Na rękę było przybycie Kaczora sędziemu, gdyż, co mu się często przytrafiało, potrzebował pieniędzy. Była to delikatna materya. W podobnych razach Kaczor sub rosa mając sobie powierzonem, iż chwilowo Czemeryńskiemu gotówki brakło, jechał, sznurkował i szlachcica wynajdywał, który sam o lokatę prosił. Operacya odbywała się tak, że honor domu salwowano. Z początku sędzia wzdrygał się brać pieniądze.
— A po co mnie to? ciężar? prowizya duża! Dajcie mi pokój.
Kłaniał się szlachcic, rozmawiano i sędzia, niby zmuszony, przez miłosierdzie zgarniał dukaty i talary.
— Słuchaj-no, Kaczor, komorniku kochany — rzekł mu po obiedzie sędzia. — Hm!
I nie mówiąc więcej, pokazał na dłoni jak się odbywało liczenie pieniędzy. — Hm?
— A wiele? — zapytał komornik.
Sędzia, uśmiechając się, rozszerzył palców pięć: miało to oznaczać pięćset czerwonych złotych.
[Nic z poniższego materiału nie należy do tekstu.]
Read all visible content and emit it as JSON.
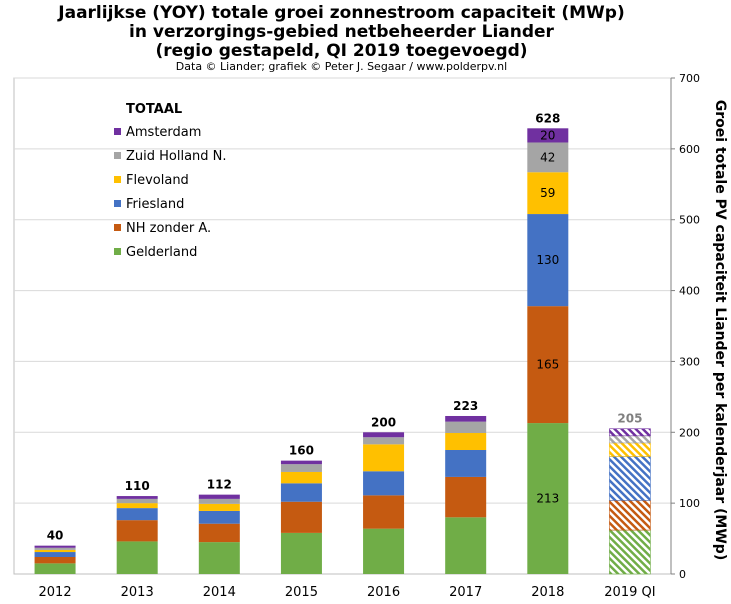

Komornik potarł czuprynę; Czemeryński go poklepał po ramieniu.
— Ja ciebie znam! tyś sprawny! — rzekł śmiejąc się. I szepnął mu coś do ucha. — Kaczor się do kolan pokłonił.
Była to właśnie owa pora kontraktowa, gdy mnóstwo ludzi na pieniądze poluje, więc nie łatwo ich gdzie dostać; wszelako spodziewał się komornik — przy pomocy Bożej! — bo był bardzo pobożny.
Przed wieczorem wyruszył z Łopatycz.
Po drodze mu wypadał Sierhin; zmierzchało się już. Zdala dwór, w którym się tęgo z kominów kurzyło, oświecony, był tak jakoś zaciszny, wygodny, aż się zajechać chciało. Czemuż nie?
— Nawracaj do Sierhina! — odezwał się komornik do chłopca i począł: — Pod twoją obronę.....
Modlitewka była na intencyę, ażeby mu się w tym domu powiodło.
Właśnie, p. Erazma wysławszy do Lublina, nie tak dla interesów jak dla rozrywki, Strukczaszyc z siostrą Blandyną nudził się trochę. Zimą spory z Łopatyczami przycichały zwyczajnie, chyba w lesie się co przytrafiło. Zobaczywszy przyjeżdżającego Kaczora, którego poznał przez okno Strukczaszyc, uradował mu się — otworzył drzwi i huknął:
— Konie do stajni!
W zachowaniu się komornika u dwu sąsiadów, była pewna różnica: pokornym był u obu, ale z Hojskim nieco poufalszy, i że tu smutnawo zawsze wyglądało, nabierał wesołości, a gospodarz mówił mało, on czuł się w obowiązku mówić za dwóch.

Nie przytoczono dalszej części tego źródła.